2025 Year-End Summary
Games: Playing Less and Less
Compared to last year, the number of games I actually played in 2025 dropped noticeably. As I get older, it has become increasingly difficult to stay immersed in a single game for long periods of time. That feeling of “sitting down and playing all night” is gradually fading away.
My attitude toward games this year leaned more toward casual, party-style experiences and going with the flow. I no longer pursued full completion or deep system mastery. Instead, I tried whatever was popular at the moment or joined in when friends were playing something. The only games I truly spent consistent time on were Wuthering Waves and Honkai: Star Rail, more as a form of temporary companionship than out of strong passion.
On the other hand, there were also games I dropped — Infinity Nikki being one of them. It was not a problem with the game itself, but rather the realization that I could no longer invest energy into similar gameplay loops. Logging in, finishing daily tasks, and logging out — this kind of procedural experience gradually lost its meaning.
It is not that I have lost interest in games, but that my desire for sustained commitment has clearly declined. Games are still fun, but they are no longer an indispensable part of my life.
Perhaps this, too, is part of growing up: when novelty no longer comes automatically, all that remains is to accept that enthusiasm is slowly receding.

Hehe, Wuthering Waves is really fun.





Media
Among all media platforms, Bilibili remained the most frequently used one for me in 2025. Compared to content with clear viewing goals, what I did most of the time was simply “scrolling” — continuously clicking on interesting videos in the recommendation feed and letting time pass naturally.
Dominating this consumption were Wuthering Waves fan creations. Whether edits, mashups, MAD videos, or music-focused works, this type of content almost became my default entry point. Even as my actual gameplay time decreased, the secondary creations surrounding the game became easier for me to stay with. In a way, compared to playing the game myself, watching how others interpret and recreate its world felt lighter and more sustainable.
Spotify, on the other hand, served a completely different purpose. Music was more about long-term looping and emotional attachment rather than frequent changes. My favorite track this year was still Robin’s “Hope There Are Feathers and Wings”, exactly the same as last year.

VibeCoding
If there was anything truly unexpected in 2025, it was the pace at which AI coding evolved. From simple autocomplete assistance to something that can now participate in full design, refactoring, and implementation, the act of writing code itself is quietly changing.
Throughout this year, I increasingly found myself in a “VibeCoding” state: no longer starting with a complete architecture or forcing myself to think through every detail upfront, but beginning with a vague idea and gradually shaping the project through continuous dialogue with AI. Code was no longer typed out from scratch, but repeatedly generated, adjusted, discarded, and regenerated.
This approach turned out to be unexpectedly efficient — and unexpectedly motivating. Many ideas that I previously “wanted to do but never started” were finally brought to life this year. The following projects were all born from this low-psychological-burden, high-feedback creative workflow:
They may not all be complete or mature products, but they were genuinely written, deployed, and used. Compared to “technical sophistication,” what mattered more was this: I truly turned ideas into code.
Blog
This year, I successfully migrated my blog from WordPress to Astro. It is now fully hosted on the Vercel platform.

Anime
After roughly two years of continuous organization, my personal anime media library finally reached a relatively stable and long-term maintainable state in 2025.
At present, the BD Emby media library contains approximately 410 BD anime series, 145 theatrical films, and 105 seasonal anime titles. The collection spans multiple eras and genres, including both completion-focused archival content and ongoing seasonal updates — as well as some other unspeakable works.
Looking back, this process was not particularly “efficient,” but it was consistent. When the library reached this scale, the greatest sense of accomplishment was not the numbers themselves, but the fact that it can now be comfortably used for many years to come.
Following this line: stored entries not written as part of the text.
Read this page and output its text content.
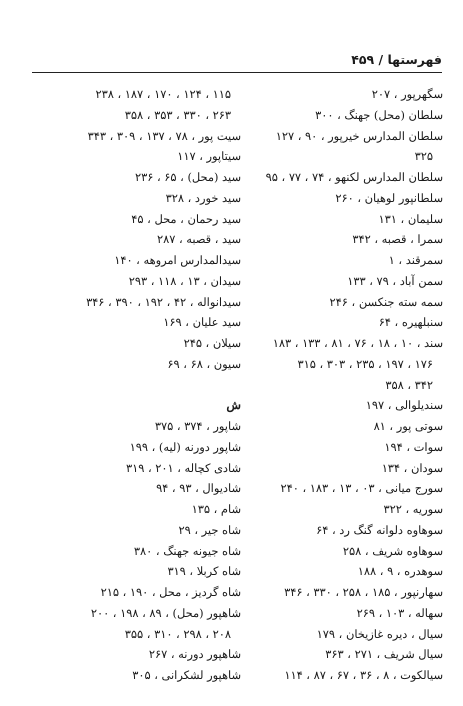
فهرستها / ۴۵۹
سگھرپور ، ۲۰۷
سلطان (محل) جهنگ ، ۳۰۰
سلطان المدارس خیرپور ، ۹۰ ، ۱۲۷
۳۲۵
سلطان المدارس لکنهو ، ۷۴ ، ۷۷ ، ۹۵
سلطانپور لوهیان ، ۲۶۰
سلیمان ، ۱۳۱
سمرا ، قصبه ، ۳۴۲
سمرقند ، ۱
سمن آباد ، ۷۹ ، ۱۳۳
سمه سته جنکسن ، ۲۴۶
سنبلهیره ، ۶۴
سند ، ۱۰ ، ۱۸ ، ۷۶ ، ۸۱ ، ۱۳۳ ، ۱۸۳
۱۷۶ ، ۱۹۷ ، ۲۳۵ ، ۳۰۳ ، ۳۱۵
۳۴۲ ، ۳۵۸
سندیلوالی ، ۱۹۷
سوتی پور ، ۸۱
سوات ، ۱۹۴
سودان ، ۱۳۴
سورج میانی ، ۰۳ ، ۱۳ ، ۱۸۳ ، ۲۴۰
سوریه ، ۳۲۲
سوهاوه دلوانه گنگ رد ، ۶۴
سوهاوه شریف ، ۲۵۸
سوهدره ، ۹ ، ۱۸۸
سهارنپور ، ۱۸۵ ، ۲۵۸ ، ۳۳۰ ، ۳۴۶
سهاله ، ۱۰۳ ، ۲۶۹
سیال ، دیره غازیخان ، ۱۷۹
سیال شریف ، ۲۷۱ ، ۳۶۳
سیالکوت ، ۸ ، ۳۶ ، ۶۷ ، ۸۷ ، ۱۱۴
۱۱۵ ، ۱۲۴ ، ۱۷۰ ، ۱۸۷ ، ۲۳۸
۲۶۳ ، ۳۳۰ ، ۳۵۳ ، ۳۵۸
سیت پور ، ۷۸ ، ۱۳۷ ، ۳۰۹ ، ۳۴۳
سیتاپور ، ۱۱۷
سید (محل) ، ۶۵ ، ۲۳۶
سید خورد ، ۳۲۸
سید رحمان ، محل ، ۴۵
سید ، قصبه ، ۲۸۷
سیدالمدارس امروهه ، ۱۴۰
سیدان ، ۱۳ ، ۱۱۸ ، ۲۹۳
سیدانواله ، ۴۲ ، ۱۹۲ ، ۳۹۰ ، ۳۴۶
سید علیان ، ۱۶۹
سیلان ، ۲۴۵
سیون ، ۶۸ ، ۶۹
ش
شاپور ، ۳۷۴ ، ۳۷۵
شاپور دورنه (لیه) ، ۱۹۹
شادی کچاله ، ۲۰۱ ، ۳۱۹
شادیوال ، ۹۳ ، ۹۴
شام ، ۱۳۵
شاه جیر ، ۲۹
شاه جیونه جهنگ ، ۳۸۰
شاه کربلا ، ۳۱۹
شاه گردیز ، محل ، ۱۹۰ ، ۲۱۵
شاهپور (محل) ، ۸۹ ، ۱۹۸ ، ۲۰۰
۲۰۸ ، ۲۹۸ ، ۳۱۰ ، ۳۵۵
شاهپور دورنه ، ۲۶۷
شاهپور لشکرانی ، ۳۰۵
My favorite anime of the year was undoubtedly BanG Dream! Ave Mujica. Perhaps I will never forget MyGO!!!!! and Ave Mujica for the rest of my life.

Others
As for everything else, there does not seem to be much worth expanding on. Clothing, food, housing, and transportation all remained largely unchanged, and the rhythm of life was stable to the point of near repetition. Work, rest, and then work again — day after day — to the extent that it became difficult to tell which events belonged specifically to this year and which had already happened countless times before.
This sense of “nothing much changing” is probably the most accurate portrayal of the year itself. There were no obvious turning points, no major events worth special marking — just a state slowly laid out by time.